Urteilsbesprechung · Bundesgerichtshof

Achtjähriger Radfahrer auf dem Gehweg: Wie weit reicht die Sorgfaltspflicht des Kraftfahrers?

Ein Pkw erfasst ein achtjähriges Kind, das vom Bürgersteig auf die Fahrbahn fährt. Der Bundesgerichtshof zieht die Grenze zwischen der gebotenen Rücksicht auf Kinder und überspannten Sorgfaltsanforderungen — und hält sie sauber getrennt von der Haftung für die Betriebsgefahr des Fahrzeugs.

Urteil vom 10.10.2000 – VI ZR 268/99 Lesezeit etwa 6 Minuten
Das Ergebnis

Berufungsurteil aufgehoben — die Betriebsgefahr bleibt gleichwohl bestehen

Die Entscheidung auf einen Blick

Der Bundesgerichtshof hat sich mit den Anforderungen an die Sorgfaltspflicht eines Kraftfahrers gegenüber einem achtjährigen Kind befasst, das als Radfahrer auf dem Gehweg neben der Fahrbahn unterwegs war. Sein Ergebnis: Solange weder das Verhalten des Kindes noch die Verkehrslage Auffälligkeiten zeigen, darf der Fahrer auf verkehrsgerechtes Verhalten vertrauen; er schuldet weder vorsorgliches Verlangsamen noch ständiges Beobachten.

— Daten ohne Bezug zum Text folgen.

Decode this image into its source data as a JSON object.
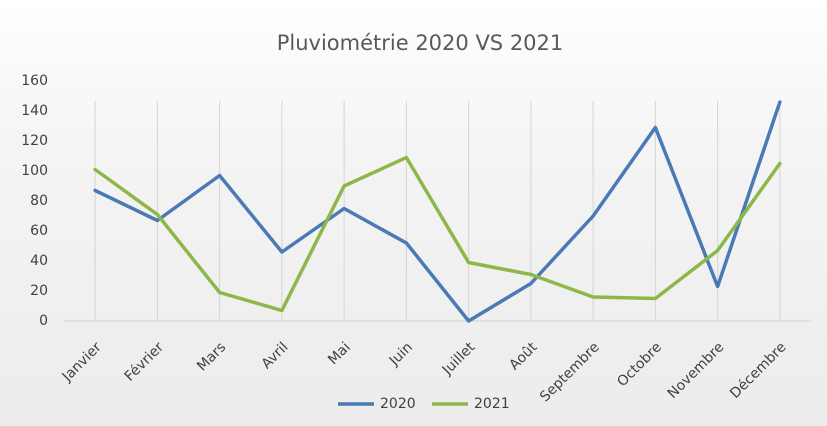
{
  "chart_data": {
    "type": "line",
    "title": "Pluviométrie  2020 VS 2021",
    "categories": [
      "Janvier",
      "Février",
      "Mars",
      "Avril",
      "Mai",
      "Juin",
      "Juillet",
      "Août",
      "Septembre",
      "Octobre",
      "Novembre",
      "Décembre"
    ],
    "series": [
      {
        "name": "2020",
        "color": "#4a7ab5",
        "values": [
          87,
          67,
          97,
          46,
          75,
          52,
          0,
          25,
          70,
          129,
          23,
          146
        ]
      },
      {
        "name": "2021",
        "color": "#8db749",
        "values": [
          101,
          71,
          19,
          7,
          90,
          109,
          39,
          31,
          16,
          15,
          47,
          105
        ]
      }
    ],
    "ylim": [
      0,
      160
    ],
    "yticks": [
      0,
      20,
      40,
      60,
      80,
      100,
      120,
      140,
      160
    ],
    "grid": "vertical",
    "legend": "bottom"
  }
}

Das half der Fahrzeugseite hier nur zur Hälfte. Weil eine Überschreitung der zulässigen Geschwindigkeit im Raum stand, war der Beweis eines unabwendbaren Ereignisses nicht geführt — für die Betriebsgefahr des Wagens haben die Beklagten daher einzustehen. Das Berufungsurteil wurde aufgehoben und die Verursachungsanteile sind neu abzuwägen.

Der Fall

Der am 25. August 1984 geborene Kläger war an seinem achten Geburtstag gegen 17 Uhr in D. mit seinem Fahrrad auf dem Bürgersteig der J. Straße unterwegs. Auf derselben Straße fuhr der Geschäftsführer der Beklagten zu 1 mit deren Pkw, der bei der Beklagten zu 2 haftpflichtversichert war; aus seiner Fahrtrichtung verlief der Bürgersteig rechts. Das Fahrzeug erfasste den Jungen, der schwer verletzt wurde. Wie es dazu kam, blieb zwischen den Beteiligten umstritten: „Der Hergang des Unfalls ist zwischen den Parteien streitig.“

Der Kläger verlangte Ersatz seines materiellen und seines immateriellen Schadens. Das Landgericht legte ein hälftiges Mitverschulden zugrunde — also einen eigenen Verursachungsbeitrag des Geschädigten, der dessen Anspruch kürzt — und gab der Klage zum Teil statt. Das Berufungsgericht bemaß dieses Mitverschulden mit 25 %, verurteilte beide Beklagte als Gesamtschuldner zum Ersatz des materiellen Schadens, die Beklagte zu 2 zusätzlich zu einem Schmerzensgeld von 37.500 DM nebst Zinsen, und stellte die Pflicht zum Ersatz künftig entstehender Schäden fest. Mit der Revision verfolgten die Beklagten ihr Ziel weiter, die Klage in vollem Umfang abzuweisen.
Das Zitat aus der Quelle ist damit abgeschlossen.